A las operaciones militares de consolidación territorial, los bombardeos, ametrallamientos, masacres, torturas, desapariciones, bloqueos económicos, y entre otras, las aspersiones aéreas; se le suma el componente del terror paramilitar como parte de la política oficial de lo que pudiéramos llamar un enfoque territorial de la guerra.

Dicha situación generó una permanente crisis humanitaria extremadamente dramática que se extendió a los centros urbanos. Los desterrados se concentraron en áreas marginales en condiciones de vida infrahumanas, sin los más elementales derechos, bajo techos de cartón y plástico, sin agua potable, sin empleo, sin alimentación y sin otros servicios básicos.

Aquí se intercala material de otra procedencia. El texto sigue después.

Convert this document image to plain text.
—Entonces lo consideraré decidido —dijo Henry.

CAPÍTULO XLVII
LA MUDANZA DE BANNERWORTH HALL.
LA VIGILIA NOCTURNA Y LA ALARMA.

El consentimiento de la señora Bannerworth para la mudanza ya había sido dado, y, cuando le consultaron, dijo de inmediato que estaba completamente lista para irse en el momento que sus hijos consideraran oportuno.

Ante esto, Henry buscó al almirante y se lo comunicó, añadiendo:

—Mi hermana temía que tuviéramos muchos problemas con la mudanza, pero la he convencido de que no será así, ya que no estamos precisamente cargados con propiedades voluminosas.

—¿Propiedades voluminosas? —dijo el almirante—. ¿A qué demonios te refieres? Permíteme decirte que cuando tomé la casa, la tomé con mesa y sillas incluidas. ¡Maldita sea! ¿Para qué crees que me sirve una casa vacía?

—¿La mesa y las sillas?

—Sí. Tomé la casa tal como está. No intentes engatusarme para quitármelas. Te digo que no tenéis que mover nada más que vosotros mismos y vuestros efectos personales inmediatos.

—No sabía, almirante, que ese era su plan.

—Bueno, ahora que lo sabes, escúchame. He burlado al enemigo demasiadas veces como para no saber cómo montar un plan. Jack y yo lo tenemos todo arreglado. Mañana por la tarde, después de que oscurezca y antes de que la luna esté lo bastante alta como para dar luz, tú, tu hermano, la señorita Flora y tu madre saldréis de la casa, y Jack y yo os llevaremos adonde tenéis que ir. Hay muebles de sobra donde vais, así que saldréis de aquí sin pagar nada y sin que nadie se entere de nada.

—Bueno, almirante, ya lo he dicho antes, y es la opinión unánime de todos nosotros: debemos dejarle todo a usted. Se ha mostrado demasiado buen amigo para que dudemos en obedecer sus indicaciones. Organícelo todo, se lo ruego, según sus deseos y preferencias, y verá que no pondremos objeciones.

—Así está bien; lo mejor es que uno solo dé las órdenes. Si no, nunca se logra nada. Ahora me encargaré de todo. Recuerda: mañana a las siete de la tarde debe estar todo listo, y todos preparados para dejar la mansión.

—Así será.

El 80%de las víctimas del desplazamiento son mujeres y niños. Varias de ellas son víctimas de más de un desplazamiento y de violencia sexual, lo cual deja secuelas en su integridad física, psicológica y moral1.
En este proceso de desarraigo las mujeres pierden sus tierras, su cultura, sus proyectos de vida, sus seres queridos. Cambian de forma traumática sus roles familiares, conyugales, y sociales. El 43% de las familias desplazadas tienen jefatura femenina, el 68% de ellas están solas, con la responsabilidad de sacar adelante sus familias con varios hijos. Parte de estos casos se debe a que sus cónyuges fueron asesinados2.

La solución de la crisis humanitaria y de la pobreza es urgente. La salida diferente a la guerra es principal alternativa, por tanto los diálogos de paz no deben tener retroceso.

Para los pobres de Colombia, además de su miseria, lo vivido hasta ahora por ser considerados los enemigos internos, deja demasiado dolor y tragedia. La guerra no puede seguir en un círculo vicioso, en el cual los altos dignatarios del Estado y de la clase empresarial la atizan, mientras los pobres arden en la hoguera de la confrontación o se los devora la miseria.

Es el momento de la paz, cumpliremos con nuestro deber al levantarnos con dignidad, valentía y fortaleza, al sumarnos a la gran tarea de transformar la patria.Seremos protagonistas de la lucha por la democracia, la soberanía y la paz con justicia social.